In conclusion, understanding and measuring spatial deployments of attention are vital steps towards modelling real-world functioning. However, the relationship between these spatial deployments and working memory load requires further investigation, particularly regarding the manipulation of information held in working memory. This study found that increasing load associated with updating and manipulation of information held in working memory affected the temporal dynamics of exploratory behaviour: individuals held fixations longer on average under higher load, fixation durations became more variable with increasing load, and scan-path lengths shortened under higher load. Conversely, the spatial aspects of eye-movement exploration did not change: exploratory breadth was not altered by increasing load. Similarly, attentional breadth was not altered by increasing load, although the possibility of methodological explanations for this finding means that strong conclusions about the relative impact of load on these two kinds of spatial deployment cannot be drawn at this stage.
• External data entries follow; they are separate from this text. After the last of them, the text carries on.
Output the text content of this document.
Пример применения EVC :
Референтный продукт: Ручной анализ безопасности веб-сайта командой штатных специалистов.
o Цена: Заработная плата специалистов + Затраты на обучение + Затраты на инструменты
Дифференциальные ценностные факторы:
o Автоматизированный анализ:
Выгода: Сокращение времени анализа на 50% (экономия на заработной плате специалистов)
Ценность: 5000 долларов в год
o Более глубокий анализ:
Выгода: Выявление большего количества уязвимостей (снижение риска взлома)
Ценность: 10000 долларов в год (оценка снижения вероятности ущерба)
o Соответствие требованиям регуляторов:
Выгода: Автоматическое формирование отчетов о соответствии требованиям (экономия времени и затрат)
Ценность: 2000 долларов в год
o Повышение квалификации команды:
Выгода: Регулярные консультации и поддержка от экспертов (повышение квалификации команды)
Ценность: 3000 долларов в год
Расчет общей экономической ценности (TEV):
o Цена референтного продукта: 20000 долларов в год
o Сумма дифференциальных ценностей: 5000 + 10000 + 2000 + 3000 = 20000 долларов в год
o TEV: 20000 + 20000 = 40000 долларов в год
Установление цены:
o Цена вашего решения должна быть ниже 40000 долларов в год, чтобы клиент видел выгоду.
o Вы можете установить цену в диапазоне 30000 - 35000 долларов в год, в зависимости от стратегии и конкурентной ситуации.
Intriguingly, metrics derived from eye-movement data all appeared to indicate substantial individual differences in exploratory behaviour over and above any impacts of loading working memory. This finding sets the stage for further research investigating predictors of these individual differences in exploratory behaviour, particularly working memory capacity, as well as an examination of whether temporal aspects of attentional breadth such as resizing are similarly affected by load. One important account to test further will be persistence versus flexibility orientation in attentional deployments: higher working memory capacity may be associated with a persistence orientation, such that single sources of information are processed more exhaustively before initiation of subsequent deployments of attention.